Solving Irregularly Structured Problems
Efficient parallel solutions have been found to many problems. However, there still exists a large class of problems, known as irregularly structured problems, that lack efficient solutions and systems support. This issue is devoted to solving irregularly structured problems. Paper selection is based on the Sixth International Workshop on Solving Irregularly Structured Problems in Parallel (Irregular '99).
The nine papers in this special issue can be classifed in four categories:
- Sparse matrix solvers Ng and Raghavan present their current design and experience in developing a scalable and memory-efficient hybrid of Cholesky factorization and Conjugate Gradients for solving sparse matrix systems. Pellegrini, Roman, and Amestoy present a tight coupling of the nested dissection and Halo approximate minimum degree algorithms to reduce fill-ins and increase concurrency in sparse matrix ordering.
Mesh partitioning
Heber, Biswas, and Gao propose self-avoiding walks as a novel technique to linearize a unstructured mesh. This technique is very useful in the runtime partitioning and load balancing of adaptive grids. Chen and Taylor present ParaPART, a parallel mesh partitioning tool for distributed systems. The system uses parallel simulated annealing to optimize execution performance in distributed environments.

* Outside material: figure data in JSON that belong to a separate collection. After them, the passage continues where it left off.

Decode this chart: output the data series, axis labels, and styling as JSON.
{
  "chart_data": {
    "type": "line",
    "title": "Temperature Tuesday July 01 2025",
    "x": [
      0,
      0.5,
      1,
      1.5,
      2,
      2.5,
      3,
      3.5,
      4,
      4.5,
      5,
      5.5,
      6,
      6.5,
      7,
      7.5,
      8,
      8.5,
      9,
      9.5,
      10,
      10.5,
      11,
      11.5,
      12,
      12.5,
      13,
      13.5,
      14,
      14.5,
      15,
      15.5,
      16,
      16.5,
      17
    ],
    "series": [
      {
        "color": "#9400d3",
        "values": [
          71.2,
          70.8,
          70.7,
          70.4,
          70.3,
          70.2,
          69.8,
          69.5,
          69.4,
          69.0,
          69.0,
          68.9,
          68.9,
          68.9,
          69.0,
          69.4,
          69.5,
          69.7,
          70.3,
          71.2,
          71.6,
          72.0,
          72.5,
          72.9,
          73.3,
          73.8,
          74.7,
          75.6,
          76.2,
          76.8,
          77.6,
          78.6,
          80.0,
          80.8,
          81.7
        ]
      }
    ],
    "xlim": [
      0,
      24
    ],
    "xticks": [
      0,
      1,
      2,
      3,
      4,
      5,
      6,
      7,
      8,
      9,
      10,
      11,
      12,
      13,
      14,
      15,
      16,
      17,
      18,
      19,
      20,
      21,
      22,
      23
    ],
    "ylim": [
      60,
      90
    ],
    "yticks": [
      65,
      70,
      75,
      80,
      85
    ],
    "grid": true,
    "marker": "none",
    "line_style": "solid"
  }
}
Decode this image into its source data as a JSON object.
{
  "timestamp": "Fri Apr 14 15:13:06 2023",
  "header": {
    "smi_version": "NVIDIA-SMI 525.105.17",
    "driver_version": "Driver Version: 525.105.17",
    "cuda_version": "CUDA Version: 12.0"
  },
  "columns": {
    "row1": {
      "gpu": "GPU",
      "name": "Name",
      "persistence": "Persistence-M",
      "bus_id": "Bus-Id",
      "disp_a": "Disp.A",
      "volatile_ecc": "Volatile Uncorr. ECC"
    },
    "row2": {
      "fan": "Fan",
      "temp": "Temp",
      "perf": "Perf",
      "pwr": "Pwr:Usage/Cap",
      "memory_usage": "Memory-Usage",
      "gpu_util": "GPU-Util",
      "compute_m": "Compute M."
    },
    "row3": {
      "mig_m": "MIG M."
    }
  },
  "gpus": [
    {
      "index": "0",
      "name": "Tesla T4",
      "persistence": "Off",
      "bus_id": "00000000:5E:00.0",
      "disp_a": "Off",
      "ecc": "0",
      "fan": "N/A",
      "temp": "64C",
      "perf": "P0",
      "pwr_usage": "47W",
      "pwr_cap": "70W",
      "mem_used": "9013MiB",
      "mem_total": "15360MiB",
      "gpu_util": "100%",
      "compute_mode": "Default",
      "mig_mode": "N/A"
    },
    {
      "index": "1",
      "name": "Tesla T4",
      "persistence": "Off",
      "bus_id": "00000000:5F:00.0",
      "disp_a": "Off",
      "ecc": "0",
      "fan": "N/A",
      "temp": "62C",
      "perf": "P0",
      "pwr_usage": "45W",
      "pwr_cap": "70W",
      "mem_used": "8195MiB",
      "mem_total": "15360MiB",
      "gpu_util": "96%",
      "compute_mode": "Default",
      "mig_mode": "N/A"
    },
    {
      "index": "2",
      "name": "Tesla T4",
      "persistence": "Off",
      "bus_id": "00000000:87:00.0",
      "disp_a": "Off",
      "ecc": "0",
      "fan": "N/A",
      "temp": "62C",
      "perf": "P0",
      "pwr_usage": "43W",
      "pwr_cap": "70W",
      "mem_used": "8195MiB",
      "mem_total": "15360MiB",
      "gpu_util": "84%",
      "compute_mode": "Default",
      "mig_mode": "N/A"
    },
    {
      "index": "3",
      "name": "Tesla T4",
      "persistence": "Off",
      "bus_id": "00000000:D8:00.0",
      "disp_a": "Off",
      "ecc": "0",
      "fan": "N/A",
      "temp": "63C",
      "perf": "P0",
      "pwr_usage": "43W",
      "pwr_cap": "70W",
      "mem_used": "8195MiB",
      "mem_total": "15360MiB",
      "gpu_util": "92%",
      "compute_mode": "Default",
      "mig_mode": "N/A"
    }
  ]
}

System supports for parallel irregular computation
Lin and Padua present a framework to efficiently calculate the array reaching definition at the statement level, which can facilitate the automatic detection of parallelism in sparse and irregular programs. Benkner presents a language extension (called Halos) for optimizing irregular applications written in High Performance Fortran (HPF). Halo specifies non-local access patterns of distributed arrays and this information can be used by compilers and runtime systems for fast computation and communication. Everaars, Arbab, and Koren present their experience with a new coordination language called MANIFOLD in restructuring a sequential CFD code written in Fortran. This language is suitable for applications involving dynamic process composition and communication patterns.